19.11.12

Requerimento

Decidi requerer a aposentação. Sem titubear, peguei no impresso, preenchi-o e disse, para comigo, já está! Mas porquê?
Manifestamente, porque há anos que estou a ser roubado e, sobretudo, porque pressinto que nos próximos anos serei espoliado quer esteja a trabalhar quer aposentado.
De quem é a culpa? Minha. Porque era minha obrigação separar o trigo do joio. E não o fiz! Há anos que somos governados por ervas daninhas...
Em nome da liberdade de Abril, a minha escola, magnâmina, acolheu todos, mas não soube gerar competência honesta, trabalho abnegado. E eu estava lá!
Ouvi lamúrias, calei desconchavos, suportei vaidades, pensei que era a adolescência da democracia! Mas não!
Hoje, estou sem paciência! E há alunos que não têm culpa de eu a ter perdido - ainda vejo nos seus olhos o brilho da curiosidade.
Latentemente, a culpa deste requerimento é daqueles que há anos separaram a língua da literatura e que, agora, mediaticamente, regressam a pretexto de uma comemoração e que, sem reconhecerem o erro, anunciam que, afinal, vamos todos ler Camilo. O Camilo de Amor de Perdição? E o outro Camilo, quem o lê?  
 
« - Em que século estamos nós nesta montanha? - tornou a dama do paço.» 
«- Em que século?! O século tanto é dezoito aqui como em Lisboa.»
« - Ah! sim? Cuidei que o tempo parara aqui no século doze...»
 
                                                        Amor de Perdição, cap.

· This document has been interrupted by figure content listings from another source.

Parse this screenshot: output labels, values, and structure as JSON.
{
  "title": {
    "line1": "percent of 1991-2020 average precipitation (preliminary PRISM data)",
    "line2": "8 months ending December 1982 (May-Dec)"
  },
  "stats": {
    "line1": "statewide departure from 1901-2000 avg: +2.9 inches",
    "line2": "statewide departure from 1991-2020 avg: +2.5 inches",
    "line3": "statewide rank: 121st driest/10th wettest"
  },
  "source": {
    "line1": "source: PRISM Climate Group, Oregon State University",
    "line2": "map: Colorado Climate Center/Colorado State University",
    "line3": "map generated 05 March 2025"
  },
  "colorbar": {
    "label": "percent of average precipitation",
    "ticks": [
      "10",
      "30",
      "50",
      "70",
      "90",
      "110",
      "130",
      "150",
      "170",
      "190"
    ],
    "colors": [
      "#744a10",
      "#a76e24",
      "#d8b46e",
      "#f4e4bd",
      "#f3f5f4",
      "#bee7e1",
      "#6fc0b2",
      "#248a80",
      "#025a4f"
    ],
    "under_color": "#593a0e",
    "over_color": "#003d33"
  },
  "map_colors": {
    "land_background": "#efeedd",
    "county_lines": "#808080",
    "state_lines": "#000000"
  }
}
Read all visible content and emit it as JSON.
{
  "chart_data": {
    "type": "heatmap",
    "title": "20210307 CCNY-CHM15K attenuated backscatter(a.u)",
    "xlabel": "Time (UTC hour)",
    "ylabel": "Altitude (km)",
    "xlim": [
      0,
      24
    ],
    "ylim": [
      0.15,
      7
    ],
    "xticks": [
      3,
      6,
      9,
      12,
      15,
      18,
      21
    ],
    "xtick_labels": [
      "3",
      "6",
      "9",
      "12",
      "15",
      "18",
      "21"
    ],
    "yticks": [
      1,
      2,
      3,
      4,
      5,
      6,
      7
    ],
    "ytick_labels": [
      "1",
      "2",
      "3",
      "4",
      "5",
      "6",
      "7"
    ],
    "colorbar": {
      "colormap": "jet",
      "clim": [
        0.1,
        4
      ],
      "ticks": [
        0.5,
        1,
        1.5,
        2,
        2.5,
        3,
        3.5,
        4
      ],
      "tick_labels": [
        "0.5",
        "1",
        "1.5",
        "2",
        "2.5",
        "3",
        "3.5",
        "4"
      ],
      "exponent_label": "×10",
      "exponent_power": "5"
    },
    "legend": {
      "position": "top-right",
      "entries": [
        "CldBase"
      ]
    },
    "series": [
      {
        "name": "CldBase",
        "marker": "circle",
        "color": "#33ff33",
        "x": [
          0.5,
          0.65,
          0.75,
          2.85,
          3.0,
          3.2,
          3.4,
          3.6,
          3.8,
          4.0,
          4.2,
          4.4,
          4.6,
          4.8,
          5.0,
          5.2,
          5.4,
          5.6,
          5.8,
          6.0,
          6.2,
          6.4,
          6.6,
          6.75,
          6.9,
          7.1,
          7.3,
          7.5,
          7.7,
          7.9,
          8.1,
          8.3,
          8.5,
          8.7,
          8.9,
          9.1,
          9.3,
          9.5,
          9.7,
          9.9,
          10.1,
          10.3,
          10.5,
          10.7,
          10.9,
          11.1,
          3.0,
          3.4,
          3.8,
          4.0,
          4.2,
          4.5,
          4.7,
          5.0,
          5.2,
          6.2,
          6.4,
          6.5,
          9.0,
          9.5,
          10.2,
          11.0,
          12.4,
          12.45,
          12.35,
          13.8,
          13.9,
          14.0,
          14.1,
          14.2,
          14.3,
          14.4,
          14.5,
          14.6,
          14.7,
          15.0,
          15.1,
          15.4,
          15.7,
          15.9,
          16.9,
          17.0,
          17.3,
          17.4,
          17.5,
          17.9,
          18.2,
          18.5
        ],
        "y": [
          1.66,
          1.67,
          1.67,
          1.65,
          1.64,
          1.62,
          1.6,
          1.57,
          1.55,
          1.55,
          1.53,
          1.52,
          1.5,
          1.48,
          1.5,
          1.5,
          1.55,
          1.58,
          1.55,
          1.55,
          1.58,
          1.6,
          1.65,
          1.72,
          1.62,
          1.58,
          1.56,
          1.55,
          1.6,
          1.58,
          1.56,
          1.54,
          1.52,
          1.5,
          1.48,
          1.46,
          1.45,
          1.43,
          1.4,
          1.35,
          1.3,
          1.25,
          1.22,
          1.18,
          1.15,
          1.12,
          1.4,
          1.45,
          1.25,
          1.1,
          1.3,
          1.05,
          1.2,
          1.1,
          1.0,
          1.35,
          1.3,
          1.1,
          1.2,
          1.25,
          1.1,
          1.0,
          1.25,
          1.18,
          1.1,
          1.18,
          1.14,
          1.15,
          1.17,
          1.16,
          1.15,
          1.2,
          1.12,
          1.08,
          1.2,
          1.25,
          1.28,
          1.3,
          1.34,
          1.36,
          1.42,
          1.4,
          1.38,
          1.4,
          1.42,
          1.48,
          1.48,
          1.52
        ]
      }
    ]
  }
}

I
 
 

1 comentário:

  1. (Lembras-te de quando, há um tempo, cronicando, me afirmei desencantado?)

    Infelizmente, sou forçado a acompanhar-te no desabafo, e só te não acompanho no «requerimento» porque tenho ainda tempo de sobra para, mesmo sem paciência, continuar a ser sugado...
    Sendo deferido, "retira-te"! E viaja - pelas literaturas, pelo país e pelo mundo!